In the next two years, however, it would be a wise policy to praise the legacy and the benefits of playing in RFK rather treating it as a holding pattern awaiting the new stadium. The battle for a new stadium has been won, and now the negative conditions of RFK should not be treated as leverage for reaching the Promised Land. We only have about 30 games left at RFK. So praise RFK's legacy and highlight all the good soccer that United has played in this historic venue and emphasize how the traditions will carry over to the new stadium. Now that the Buzzard Point stadium has been approved, the issue of lagging ticket sales caused by the uncertainty surrounding the team’s future needs to be addressed. Here we offer some of our thoughts on how United might boost attendance:

  • The team needs to ramp up spending on select quality players during the next two years, so that in 2017 United will be an exciting team to watch.
  • United should do a better job in marketing the team to more general public while keeping its dedicated fans. Televising every game this year is a step in the right direction, but the team still has a very minor footprint in the area sports media.
  • Praise the legacy of RFK Stadium while emphasizing the transition to a new home. Make fans want to come to RFK for the next two years by stressing its proud history in a buildup to marketing the team's future at Buzzard Point.

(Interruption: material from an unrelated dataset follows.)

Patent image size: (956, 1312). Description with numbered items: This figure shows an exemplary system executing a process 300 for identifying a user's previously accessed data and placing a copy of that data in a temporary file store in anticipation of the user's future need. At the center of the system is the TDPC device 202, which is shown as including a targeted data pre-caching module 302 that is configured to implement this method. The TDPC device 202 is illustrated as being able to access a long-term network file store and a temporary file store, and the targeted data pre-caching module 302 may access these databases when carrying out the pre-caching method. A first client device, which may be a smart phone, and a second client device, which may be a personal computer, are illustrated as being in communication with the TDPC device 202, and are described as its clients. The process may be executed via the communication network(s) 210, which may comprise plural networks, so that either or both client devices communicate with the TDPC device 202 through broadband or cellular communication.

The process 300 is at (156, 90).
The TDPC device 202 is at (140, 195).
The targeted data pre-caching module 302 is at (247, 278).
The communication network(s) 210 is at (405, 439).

  • Take advantage of the fan support for the new stadium during the DC Council hearing. This momentum should not be lost as the team focuses on future important issues. Perhaps United should adopt a variant of the Fan Alliance approach of Seattle.

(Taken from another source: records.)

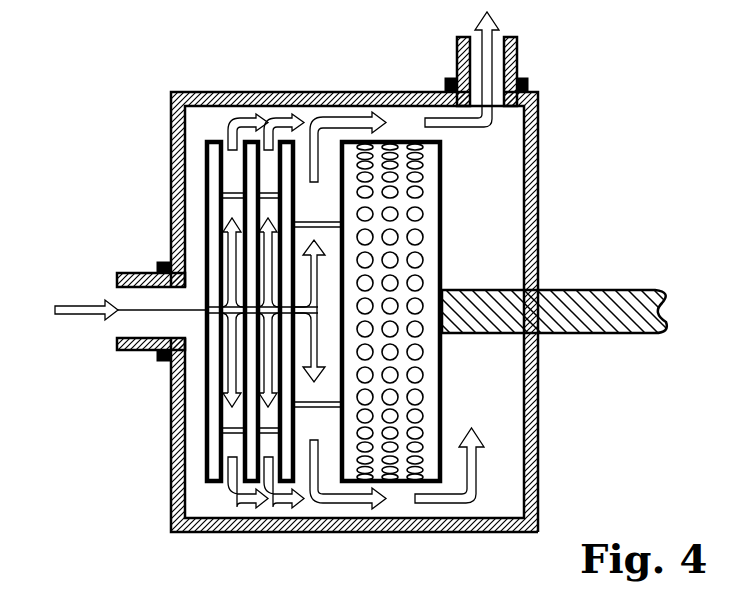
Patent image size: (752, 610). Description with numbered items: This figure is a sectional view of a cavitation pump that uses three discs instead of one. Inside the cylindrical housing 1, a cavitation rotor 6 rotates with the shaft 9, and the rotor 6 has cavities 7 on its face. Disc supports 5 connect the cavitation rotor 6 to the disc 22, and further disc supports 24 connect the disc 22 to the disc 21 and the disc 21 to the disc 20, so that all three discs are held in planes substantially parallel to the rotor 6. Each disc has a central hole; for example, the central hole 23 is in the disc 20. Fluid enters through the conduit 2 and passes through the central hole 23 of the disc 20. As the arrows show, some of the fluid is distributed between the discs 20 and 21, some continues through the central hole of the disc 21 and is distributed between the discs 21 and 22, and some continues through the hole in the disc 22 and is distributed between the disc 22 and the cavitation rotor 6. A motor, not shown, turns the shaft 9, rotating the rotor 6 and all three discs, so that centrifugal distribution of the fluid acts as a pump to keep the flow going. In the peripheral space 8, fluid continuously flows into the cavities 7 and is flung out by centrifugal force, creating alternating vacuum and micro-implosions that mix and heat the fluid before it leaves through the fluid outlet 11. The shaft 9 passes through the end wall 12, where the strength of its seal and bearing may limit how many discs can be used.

The cylindrical housing 1 is at (238, 92).
The conduit 2 is at (156, 265).
The disc supports 5 is at (314, 222).
The cavitation rotor 6 is at (443, 380).
The cavities 7 is at (392, 238).
The peripheral space 8 is at (408, 120).
The shaft 9 is at (590, 288).
The fluid outlet 11 is at (520, 78).
The end wall 12 is at (540, 412).
The disc 20 is at (213, 465).
The disc 21 is at (250, 182).
The disc 22 is at (287, 158).
The central hole 23 is at (212, 345).
The disc supports 24 is at (275, 427).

  • Involve fans and the community in the design of the new stadium and its surroundings. Of course, fans can't and will not be involved in all issues concerning stadium development and marketing. However, Buzzard Point is almost a blank slate. Efforts of the team should not be limited to the stadium only, but also should include weighing in on the development of local parks, the Anacostia Bike trail and South Capitol Street Development.
  • More actions need to be focused on promoting season tickets and tickets to casual fans. The new soccer buddies program is an innovative initiative. The new stadium can be used to sell new tickets, but other initiatives also need to be used to garner more general support for the team. In two years, the team should be firing on all cylinders.

The glory years are past and have left a proud legacy for the team. The football maestros of RFK are all now retired (ed. note: except for Christian Gomez). The years of uncertainty during the long stadium quest took a great toll on attendance. Those times are now over, but they have left their footprint on the team. We are entering into a new era for United. The core fans are in place and they are the best in MLS. The core needs to be expanded and complemented by rising season ticket sales, better quality of play, more appealing marketing and the attraction of more casual fans.

What are your ideas about ways for United to boost game attendance?